3) The author links to Liam Titcomb's website for if we want to know what 'Robby' looks like. Bitch, get out of my obscure music fandom! I spent $15.99 plus GST on that CD and now I will never, ever be able to listen to it again without thinking about your god-awful fanfic! Can't you please go listen to Pretty Boy Singing Group #36-B and leave my fandoms alone?

4) 'Robby'/Hermione. WHERE IS THAT BLEACH ALREADY?

5) Charming!Dobby. AUGH. Dumbledore gives him a crash course in proper English, and suddenly he's charming Hermione's socks off over a discussion of SPEW. I'm about to spew! GET IT AWAY!

The only reason I was able to keep reading this was because the characterization is so awful that the people in this story bear almost no resemblance to their canon selves. And even so, I'm going to go get really damn drunk now. Maybe enough alcohol will make pairing this stu with Hedwig-Sue seem like a good idea. In fact, I think the stu itself killed so many braincells that it already seems like a good idea.

SDGKHIENDkghiwndksnlweind.........

SAMPLE:

the next morning harry ron & hermoine came downstairs 4 breakfast and found a new person sitting at the griffindor table so they decided 2 go sit with him.

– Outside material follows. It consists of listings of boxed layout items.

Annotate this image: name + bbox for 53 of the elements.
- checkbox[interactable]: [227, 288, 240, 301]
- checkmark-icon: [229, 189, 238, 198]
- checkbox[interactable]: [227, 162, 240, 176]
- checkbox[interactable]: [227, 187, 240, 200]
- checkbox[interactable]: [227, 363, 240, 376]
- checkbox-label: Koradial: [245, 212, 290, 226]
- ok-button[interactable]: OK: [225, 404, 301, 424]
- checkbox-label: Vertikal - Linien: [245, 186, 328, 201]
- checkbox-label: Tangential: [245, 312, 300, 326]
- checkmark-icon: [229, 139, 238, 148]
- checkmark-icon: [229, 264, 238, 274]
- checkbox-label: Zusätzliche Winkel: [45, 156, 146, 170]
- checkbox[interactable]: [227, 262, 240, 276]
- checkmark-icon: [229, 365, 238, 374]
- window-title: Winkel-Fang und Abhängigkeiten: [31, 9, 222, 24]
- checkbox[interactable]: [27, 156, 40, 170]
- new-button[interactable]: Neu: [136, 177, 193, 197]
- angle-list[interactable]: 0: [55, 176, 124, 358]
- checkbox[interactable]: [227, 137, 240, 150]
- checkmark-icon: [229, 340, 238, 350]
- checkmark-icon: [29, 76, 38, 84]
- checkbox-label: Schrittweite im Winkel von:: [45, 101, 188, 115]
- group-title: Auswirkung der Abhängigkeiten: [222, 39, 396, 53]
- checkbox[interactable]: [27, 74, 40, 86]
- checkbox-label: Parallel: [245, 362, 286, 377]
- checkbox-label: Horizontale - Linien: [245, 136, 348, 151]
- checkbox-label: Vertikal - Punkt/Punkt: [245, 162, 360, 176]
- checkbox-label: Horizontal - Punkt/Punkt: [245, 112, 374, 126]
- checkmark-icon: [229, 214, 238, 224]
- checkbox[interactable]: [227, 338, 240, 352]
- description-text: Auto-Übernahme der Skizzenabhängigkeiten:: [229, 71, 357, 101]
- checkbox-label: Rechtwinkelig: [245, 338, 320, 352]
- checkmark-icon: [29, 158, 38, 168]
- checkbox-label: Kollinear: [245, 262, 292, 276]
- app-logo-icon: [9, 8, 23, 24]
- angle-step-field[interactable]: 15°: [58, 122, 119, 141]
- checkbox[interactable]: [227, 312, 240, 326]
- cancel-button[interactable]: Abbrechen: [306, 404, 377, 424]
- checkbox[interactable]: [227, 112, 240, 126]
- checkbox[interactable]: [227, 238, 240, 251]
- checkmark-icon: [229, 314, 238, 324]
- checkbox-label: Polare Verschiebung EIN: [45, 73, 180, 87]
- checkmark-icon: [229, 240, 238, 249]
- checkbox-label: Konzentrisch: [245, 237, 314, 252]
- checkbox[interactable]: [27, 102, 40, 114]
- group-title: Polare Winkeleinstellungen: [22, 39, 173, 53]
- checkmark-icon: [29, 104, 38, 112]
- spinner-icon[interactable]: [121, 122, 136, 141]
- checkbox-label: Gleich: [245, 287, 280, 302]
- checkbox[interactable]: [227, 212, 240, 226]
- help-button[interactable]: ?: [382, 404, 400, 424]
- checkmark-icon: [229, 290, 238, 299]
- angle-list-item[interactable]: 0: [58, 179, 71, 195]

'hi' said harry 'u must be new im harry potter & whats ur name?'

'hi' said the new boy 'im um im robby yeah! and i know ur harry potter and ur friends r ronald weasley and hermoine granger'

'everybody knows im harry potter' said harry sadly 'i hate bing famos'

'u can call us ron and mya' said ron 'whats ur last name robby?'

'smith' said robby

hermoine didnt say nething becuz she couldnt stop staring at the new boy he wuz so hot! he had wavy dk brown hair 2 his sholdres and cute choclat brown eyes and a really cute face. 'hey r u a singer robby?' she asked

'huh no im not' he said 'why do u ask?'

'bcuz u look like the muggel singer liam ticomb' she said 'only u r much more handsom' omg did she really just say that?

'woah down girl' said ron

'what do u mean down girl?' hermoine asked

'u r hitting on him' said ron

'i am not!' said hermoine

'yes u r 2!'

'hey hermoine' said robby 'u do that thing 4 the house elves, right?'

'yeah, i do spew' she said 'do u want 2 join?'

'yes i would love 2' he said

hermoine looked at ron & harry 'u c somebody appreciates my hard work' she said.